Using parts of #benoit answer, I will use this:
DECLARE
varTmp NUMBER:=0;
BEGIN
-- checks
SELECT nvl((SELECT 1 FROM table WHERE name = 'john'), 0) INTO varTmp FROM dual;
-- insert
IF (varTmp = 1) THEN
INSERT INTO table (john, null)
END IF;
END;
Sorry for I don't use any full given answer, but I need IF check because my code is much more complex than this example table with name and age fields. I need a very clear code. Well thanks, I learned a lot! I'll accept #benoit answer.
In addition to the perfect and valid answers given so far, there is also the ignore_row_on_dupkey_index hint you might want to use:
create table tq84_a (
name varchar2 (20) primary key,
age number
);
insert /*+ ignore_row_on_dupkey_index(tq84_a(name)) */ into tq84_a values ('Johnny', 77);
insert /*+ ignore_row_on_dupkey_index(tq84_a(name)) */ into tq84_a values ('Pete' , 28);
insert /*+ ignore_row_on_dupkey_index(tq84_a(name)) */ into tq84_a values ('Sue' , 35);
insert /*+ ignore_row_on_dupkey_index(tq84_a(name)) */ into tq84_a values ('Johnny', null);
select * from tq84_a;
The hint is described on Tahiti.
you can use this syntax:
INSERT INTO table_name ( name, age )
select 'jonny', 18 from dual
where not exists(select 1 from table_name where name = 'jonny');
if its open an pop for asking as "enter substitution variable" then use this before the above queries:
set define off;
INSERT INTO table_name ( name, age )
select 'jonny', 18 from dual
where not exists(select 1 from table_name where name = 'jonny');
You should use Merge:
For example:
MERGE INTO employees e
USING (SELECT * FROM hr_records WHERE start_date > ADD_MONTHS(SYSDATE, -1)) h
ON (e.id = h.emp_id)
WHEN MATCHED THEN
UPDATE SET e.address = h.address
WHEN NOT MATCHED THEN
INSERT (id, address)
VALUES (h.emp_id, h.address);
or
MERGE INTO employees e
USING hr_records h
ON (e.id = h.emp_id)
WHEN MATCHED THEN
UPDATE SET e.address = h.address
WHEN NOT MATCHED THEN
INSERT (id, address)
VALUES (h.emp_id, h.address);
https://oracle-base.com/articles/9i/merge-statement
CTE and only CTE :-)
just throw out extra stuff.
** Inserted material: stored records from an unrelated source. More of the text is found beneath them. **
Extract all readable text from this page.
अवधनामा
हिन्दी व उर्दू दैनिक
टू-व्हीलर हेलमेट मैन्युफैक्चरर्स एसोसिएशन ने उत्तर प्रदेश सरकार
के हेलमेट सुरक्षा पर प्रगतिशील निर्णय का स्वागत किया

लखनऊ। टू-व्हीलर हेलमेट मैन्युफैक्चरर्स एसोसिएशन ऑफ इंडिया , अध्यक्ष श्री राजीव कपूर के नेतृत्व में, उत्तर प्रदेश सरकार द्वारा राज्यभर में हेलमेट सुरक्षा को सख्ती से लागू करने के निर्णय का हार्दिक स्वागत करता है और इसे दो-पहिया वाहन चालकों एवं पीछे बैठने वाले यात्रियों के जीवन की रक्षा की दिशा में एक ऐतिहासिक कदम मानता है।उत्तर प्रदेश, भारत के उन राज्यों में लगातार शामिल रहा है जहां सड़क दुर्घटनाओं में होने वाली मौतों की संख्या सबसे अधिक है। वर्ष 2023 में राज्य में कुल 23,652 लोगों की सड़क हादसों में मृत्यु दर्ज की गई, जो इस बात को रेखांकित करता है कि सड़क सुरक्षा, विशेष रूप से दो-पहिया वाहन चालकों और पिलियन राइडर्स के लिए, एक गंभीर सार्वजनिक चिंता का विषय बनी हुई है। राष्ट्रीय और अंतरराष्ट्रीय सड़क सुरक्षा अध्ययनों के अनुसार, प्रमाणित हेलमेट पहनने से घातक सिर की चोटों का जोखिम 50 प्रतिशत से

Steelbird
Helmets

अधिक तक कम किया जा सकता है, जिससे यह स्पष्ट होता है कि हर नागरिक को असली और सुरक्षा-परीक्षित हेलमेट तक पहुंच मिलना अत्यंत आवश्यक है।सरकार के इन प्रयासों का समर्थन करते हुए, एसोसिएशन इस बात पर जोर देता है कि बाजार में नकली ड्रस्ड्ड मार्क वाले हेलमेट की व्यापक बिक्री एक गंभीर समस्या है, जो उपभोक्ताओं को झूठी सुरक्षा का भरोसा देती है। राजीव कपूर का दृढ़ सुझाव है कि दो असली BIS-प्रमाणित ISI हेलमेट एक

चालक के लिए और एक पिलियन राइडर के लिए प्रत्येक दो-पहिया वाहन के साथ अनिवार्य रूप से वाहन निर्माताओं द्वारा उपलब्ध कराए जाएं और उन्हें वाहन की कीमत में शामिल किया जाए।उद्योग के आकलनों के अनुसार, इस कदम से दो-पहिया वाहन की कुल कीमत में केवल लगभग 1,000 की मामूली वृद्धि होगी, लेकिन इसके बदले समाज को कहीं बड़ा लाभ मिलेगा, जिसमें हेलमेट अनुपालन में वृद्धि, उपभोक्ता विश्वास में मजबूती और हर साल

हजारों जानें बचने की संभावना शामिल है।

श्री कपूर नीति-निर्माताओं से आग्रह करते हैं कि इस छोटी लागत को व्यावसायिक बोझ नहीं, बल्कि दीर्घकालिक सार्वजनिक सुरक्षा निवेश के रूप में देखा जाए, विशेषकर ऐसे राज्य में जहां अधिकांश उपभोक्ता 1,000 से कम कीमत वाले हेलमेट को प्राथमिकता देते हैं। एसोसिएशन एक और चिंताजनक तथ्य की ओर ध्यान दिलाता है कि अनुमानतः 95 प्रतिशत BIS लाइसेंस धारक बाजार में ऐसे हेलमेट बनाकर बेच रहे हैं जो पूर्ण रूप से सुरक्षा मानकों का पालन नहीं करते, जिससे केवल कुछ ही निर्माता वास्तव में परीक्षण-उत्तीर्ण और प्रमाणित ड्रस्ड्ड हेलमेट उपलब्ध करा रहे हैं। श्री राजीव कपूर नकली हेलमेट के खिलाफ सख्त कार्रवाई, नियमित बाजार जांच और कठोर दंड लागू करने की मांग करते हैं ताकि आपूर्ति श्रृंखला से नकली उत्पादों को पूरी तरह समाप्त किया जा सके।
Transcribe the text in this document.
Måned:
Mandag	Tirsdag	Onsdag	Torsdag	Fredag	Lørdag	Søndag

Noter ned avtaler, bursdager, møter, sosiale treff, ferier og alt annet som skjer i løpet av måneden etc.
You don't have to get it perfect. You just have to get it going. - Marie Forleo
Here is almost complete and verbose form for all cases of life. And you can use any concise form.
INSERT INTO reports r
(r.id, r.name, r.key, r.param)
--
-- Invoke this script from "WITH" to the end (";")
-- to debug and see prepared values.
WITH
-- Some new data to add.
newData AS(
SELECT 'Name 1' name, 'key_new_1' key FROM DUAL
UNION SELECT 'Name 2' NAME, 'key_new_2' key FROM DUAL
UNION SELECT 'Name 3' NAME, 'key_new_3' key FROM DUAL
),
-- Any single row for copying with each new row from "newData",
-- if you will of course.
copyData AS(
SELECT r.*
FROM reports r
WHERE r.key = 'key_existing'
-- ! Prevent more than one row to return.
AND FALSE -- do something here for than!
),
-- Last used ID from the "reports" table (it depends on your case).
-- (not going to work with concurrent transactions)
maxId AS (SELECT MAX(id) AS id FROM reports),
--
-- Some construction of all data for insertion.
SELECT maxId.id + ROWNUM, newData.name, newData.key, copyData.param
FROM copyData
-- matrix multiplication :)
-- (or a recursion if you're imperative coder)
CROSS JOIN newData
CROSS JOIN maxId
--
-- Let's prevent re-insertion.
WHERE NOT EXISTS (
SELECT 1 FROM reports rs
WHERE rs.name IN(
SELECT name FROM newData
));
I call it "IF NOT EXISTS" on steroids. So, this helps me and I mostly do so.